With this Sorites series of side-by-side types of transwomen, people will tend to reach different conclusions depending on which end of the chain they start at. Those who start with the person who should clearly not be treated as a woman will be forced to accept that this takes them all the way back to the person who should, but they’ll be likely to accept that in order to reject the person who should not be treated as a woman, they have to reject all the others too. Those who start with the person who clearly should be treated as a woman will be forced to accept that this takes them all the way forward to the person who should not, but they’ll be likely to accept that in order to accept the person who should be treated as a woman, they’ll have to accept all the others too. Realizing that there’s a Sorites (or Sorites-like) series of transwomen helps to explain why people come to such different conclusions about transwomen’s inclusion as women.

The writer admits that the solutions people come up with (include the glitterbeards and anyone else who says they are women into the “woman” club versus come up with some criteria that must be met before they can be treated like a woman) will make folks uncomfortable. But just because it is hard to discuss this without feeling uncomfortable doesn’t mean it’s not worth discussing.

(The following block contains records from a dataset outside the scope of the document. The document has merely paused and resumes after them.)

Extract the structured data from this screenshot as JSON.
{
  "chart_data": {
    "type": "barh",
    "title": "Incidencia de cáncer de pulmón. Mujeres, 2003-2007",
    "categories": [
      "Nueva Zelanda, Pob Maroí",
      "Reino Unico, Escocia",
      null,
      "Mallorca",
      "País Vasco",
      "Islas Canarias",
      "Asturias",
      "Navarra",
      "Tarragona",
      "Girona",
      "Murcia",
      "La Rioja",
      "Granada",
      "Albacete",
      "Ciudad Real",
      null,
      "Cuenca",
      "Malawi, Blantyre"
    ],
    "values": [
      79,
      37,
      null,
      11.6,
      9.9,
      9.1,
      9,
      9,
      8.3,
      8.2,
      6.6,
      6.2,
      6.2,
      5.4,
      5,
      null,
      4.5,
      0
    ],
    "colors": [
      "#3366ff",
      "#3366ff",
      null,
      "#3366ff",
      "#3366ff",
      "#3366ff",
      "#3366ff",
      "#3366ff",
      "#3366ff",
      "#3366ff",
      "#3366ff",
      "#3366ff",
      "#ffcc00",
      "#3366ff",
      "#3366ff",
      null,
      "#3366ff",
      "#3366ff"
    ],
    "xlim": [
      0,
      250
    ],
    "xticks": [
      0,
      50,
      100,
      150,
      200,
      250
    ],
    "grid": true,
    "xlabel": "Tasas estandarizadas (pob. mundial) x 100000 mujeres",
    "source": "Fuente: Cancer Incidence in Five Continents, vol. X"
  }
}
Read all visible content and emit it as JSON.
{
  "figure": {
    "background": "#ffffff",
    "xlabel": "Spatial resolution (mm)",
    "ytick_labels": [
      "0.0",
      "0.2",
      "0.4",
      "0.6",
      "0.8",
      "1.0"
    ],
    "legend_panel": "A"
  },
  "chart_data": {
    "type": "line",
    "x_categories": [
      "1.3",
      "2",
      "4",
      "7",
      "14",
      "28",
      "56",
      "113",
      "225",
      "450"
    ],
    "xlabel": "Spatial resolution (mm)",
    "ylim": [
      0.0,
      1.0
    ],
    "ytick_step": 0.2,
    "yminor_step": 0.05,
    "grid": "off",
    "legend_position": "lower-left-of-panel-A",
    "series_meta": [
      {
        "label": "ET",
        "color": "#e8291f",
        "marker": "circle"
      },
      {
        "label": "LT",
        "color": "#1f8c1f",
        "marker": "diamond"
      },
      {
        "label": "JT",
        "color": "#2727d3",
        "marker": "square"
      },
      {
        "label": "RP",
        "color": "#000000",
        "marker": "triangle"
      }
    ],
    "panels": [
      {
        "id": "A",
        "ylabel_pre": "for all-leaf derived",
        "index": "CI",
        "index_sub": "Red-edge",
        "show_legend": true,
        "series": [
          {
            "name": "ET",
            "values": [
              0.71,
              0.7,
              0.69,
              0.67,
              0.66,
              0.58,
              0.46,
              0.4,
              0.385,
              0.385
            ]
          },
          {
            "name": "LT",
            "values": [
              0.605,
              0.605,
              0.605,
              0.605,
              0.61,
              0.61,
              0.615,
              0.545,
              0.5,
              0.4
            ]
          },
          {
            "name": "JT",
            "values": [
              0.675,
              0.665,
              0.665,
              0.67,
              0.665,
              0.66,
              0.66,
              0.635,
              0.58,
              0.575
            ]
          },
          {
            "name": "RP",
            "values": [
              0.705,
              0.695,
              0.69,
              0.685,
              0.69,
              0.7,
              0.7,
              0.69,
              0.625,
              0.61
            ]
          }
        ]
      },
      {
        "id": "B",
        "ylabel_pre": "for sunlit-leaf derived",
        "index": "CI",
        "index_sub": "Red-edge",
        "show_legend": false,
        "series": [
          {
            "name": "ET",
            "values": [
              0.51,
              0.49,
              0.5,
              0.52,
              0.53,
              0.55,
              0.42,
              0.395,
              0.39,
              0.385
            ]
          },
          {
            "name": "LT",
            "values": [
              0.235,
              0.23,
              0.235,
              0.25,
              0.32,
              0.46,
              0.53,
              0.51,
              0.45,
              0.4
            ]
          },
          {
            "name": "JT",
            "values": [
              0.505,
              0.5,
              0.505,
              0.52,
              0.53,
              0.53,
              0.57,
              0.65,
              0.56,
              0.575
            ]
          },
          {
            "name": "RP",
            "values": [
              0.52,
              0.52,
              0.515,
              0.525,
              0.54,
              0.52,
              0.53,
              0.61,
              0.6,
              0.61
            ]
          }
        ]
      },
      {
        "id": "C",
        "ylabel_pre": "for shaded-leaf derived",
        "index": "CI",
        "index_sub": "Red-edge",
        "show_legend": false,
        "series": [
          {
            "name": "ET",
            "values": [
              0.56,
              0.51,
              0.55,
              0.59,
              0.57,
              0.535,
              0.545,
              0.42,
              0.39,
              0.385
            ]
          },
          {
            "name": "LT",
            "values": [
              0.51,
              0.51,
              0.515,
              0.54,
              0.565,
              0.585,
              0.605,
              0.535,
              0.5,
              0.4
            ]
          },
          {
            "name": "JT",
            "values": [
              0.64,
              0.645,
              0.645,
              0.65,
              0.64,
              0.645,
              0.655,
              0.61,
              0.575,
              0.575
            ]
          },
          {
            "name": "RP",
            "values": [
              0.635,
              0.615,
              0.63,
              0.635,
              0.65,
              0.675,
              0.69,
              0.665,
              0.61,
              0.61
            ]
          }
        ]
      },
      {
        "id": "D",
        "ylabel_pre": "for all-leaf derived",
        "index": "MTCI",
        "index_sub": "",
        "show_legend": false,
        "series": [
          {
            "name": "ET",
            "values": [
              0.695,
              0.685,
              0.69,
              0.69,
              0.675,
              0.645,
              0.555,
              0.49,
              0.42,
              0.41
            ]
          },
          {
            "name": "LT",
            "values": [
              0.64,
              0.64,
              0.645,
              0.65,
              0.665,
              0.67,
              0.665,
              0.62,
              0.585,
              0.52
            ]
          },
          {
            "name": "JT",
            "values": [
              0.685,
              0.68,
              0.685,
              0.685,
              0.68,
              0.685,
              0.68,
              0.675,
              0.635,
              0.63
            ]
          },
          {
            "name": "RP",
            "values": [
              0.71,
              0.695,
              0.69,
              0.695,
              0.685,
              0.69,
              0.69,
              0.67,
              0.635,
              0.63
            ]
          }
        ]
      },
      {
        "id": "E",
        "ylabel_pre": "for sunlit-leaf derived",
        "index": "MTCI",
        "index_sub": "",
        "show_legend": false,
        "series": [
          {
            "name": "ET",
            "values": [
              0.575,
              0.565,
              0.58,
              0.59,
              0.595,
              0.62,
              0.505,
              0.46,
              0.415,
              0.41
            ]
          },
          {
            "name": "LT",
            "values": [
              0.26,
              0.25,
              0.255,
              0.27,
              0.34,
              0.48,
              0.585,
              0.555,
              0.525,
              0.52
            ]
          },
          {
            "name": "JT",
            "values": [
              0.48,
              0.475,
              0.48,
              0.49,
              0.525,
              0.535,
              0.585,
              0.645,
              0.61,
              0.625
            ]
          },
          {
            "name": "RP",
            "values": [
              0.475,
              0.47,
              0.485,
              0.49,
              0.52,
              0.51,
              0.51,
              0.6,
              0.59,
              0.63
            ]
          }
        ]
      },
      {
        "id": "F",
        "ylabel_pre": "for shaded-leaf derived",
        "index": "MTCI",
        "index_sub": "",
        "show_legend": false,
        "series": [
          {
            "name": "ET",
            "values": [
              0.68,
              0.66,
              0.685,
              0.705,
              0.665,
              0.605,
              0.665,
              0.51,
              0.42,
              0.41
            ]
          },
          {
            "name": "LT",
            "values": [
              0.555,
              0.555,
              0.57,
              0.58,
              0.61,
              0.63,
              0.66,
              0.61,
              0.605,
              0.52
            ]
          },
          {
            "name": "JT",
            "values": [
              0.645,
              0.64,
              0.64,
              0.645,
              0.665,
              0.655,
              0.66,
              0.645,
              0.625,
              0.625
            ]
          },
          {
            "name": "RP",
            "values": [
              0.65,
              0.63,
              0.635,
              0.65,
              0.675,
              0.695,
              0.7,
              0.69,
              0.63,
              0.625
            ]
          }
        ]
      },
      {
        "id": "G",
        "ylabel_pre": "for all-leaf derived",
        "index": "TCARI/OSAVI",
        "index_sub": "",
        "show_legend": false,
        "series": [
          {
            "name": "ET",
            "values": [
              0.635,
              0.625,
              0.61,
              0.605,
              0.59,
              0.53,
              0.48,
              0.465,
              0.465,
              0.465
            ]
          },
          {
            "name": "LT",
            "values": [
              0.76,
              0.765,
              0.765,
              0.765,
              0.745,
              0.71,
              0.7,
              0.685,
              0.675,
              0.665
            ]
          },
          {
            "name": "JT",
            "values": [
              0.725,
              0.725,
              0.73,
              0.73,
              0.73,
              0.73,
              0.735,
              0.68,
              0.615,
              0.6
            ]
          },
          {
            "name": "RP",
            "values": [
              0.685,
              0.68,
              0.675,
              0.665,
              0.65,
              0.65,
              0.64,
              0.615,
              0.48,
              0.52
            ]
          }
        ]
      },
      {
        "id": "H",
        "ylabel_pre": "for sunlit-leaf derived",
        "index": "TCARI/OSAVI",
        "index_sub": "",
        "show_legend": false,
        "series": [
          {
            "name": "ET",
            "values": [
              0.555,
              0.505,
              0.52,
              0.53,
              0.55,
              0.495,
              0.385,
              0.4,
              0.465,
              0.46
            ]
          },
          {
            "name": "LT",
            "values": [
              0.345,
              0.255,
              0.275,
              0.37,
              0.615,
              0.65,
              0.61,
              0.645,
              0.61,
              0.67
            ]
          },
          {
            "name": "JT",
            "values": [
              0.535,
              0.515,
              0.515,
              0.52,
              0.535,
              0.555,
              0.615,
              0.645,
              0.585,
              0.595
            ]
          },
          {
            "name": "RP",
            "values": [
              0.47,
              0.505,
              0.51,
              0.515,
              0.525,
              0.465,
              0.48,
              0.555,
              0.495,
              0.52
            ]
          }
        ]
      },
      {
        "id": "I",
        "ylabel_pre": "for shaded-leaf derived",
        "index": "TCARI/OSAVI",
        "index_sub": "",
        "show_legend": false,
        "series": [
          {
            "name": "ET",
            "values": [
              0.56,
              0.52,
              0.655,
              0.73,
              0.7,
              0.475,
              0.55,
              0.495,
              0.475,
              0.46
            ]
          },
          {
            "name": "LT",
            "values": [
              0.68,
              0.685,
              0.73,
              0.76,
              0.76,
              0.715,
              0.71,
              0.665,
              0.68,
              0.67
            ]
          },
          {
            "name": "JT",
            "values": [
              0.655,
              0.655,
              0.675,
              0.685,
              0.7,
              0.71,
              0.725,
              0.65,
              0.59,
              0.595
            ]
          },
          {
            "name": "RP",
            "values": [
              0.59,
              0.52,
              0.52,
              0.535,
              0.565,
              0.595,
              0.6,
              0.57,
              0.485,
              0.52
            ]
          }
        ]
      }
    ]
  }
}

It is not surprising to me why guys who are secure in their “wokeness” are more likely to feel uncomfortable about discussing it. The easier stance to take when you have absolutely no skin in the game is the “no gatekeeping!” position. After all, it’s not your identity that is being told isn’t “real”. It’s someone else’s. If you don’t have to worry about what will happen if the doors to the woman category are flung open to anyone who wants in, then of course you won’t get why there’s opposition to it. This is especially true if you have been programmed to believe that women aren’t trustworthy narrators of their own experiences and thus must provide irrefutable proof to back up their claims before they will believed. Women are always saying they are afraid. We wouldn’t get anything done if we established policies around their fears. So it’s the men’s job to tell women that their fears are making a big deal out of nothing.

I’m grateful to you that you haven’t fallen into that pattern.

This is one of my problems with the ‘a woman is anyone who feels like a woman’ definition.

I don’t fear men because they have a male gender identity, I fear them in as much as they are bigger and stronger than me, and more aggressive, and have been raised to objectify women and to expect to get what they want, and have a male sex drive and the parts that go with it. So why the heck should internal gender identity be the deciding factor when it comes to entering women’s spaces?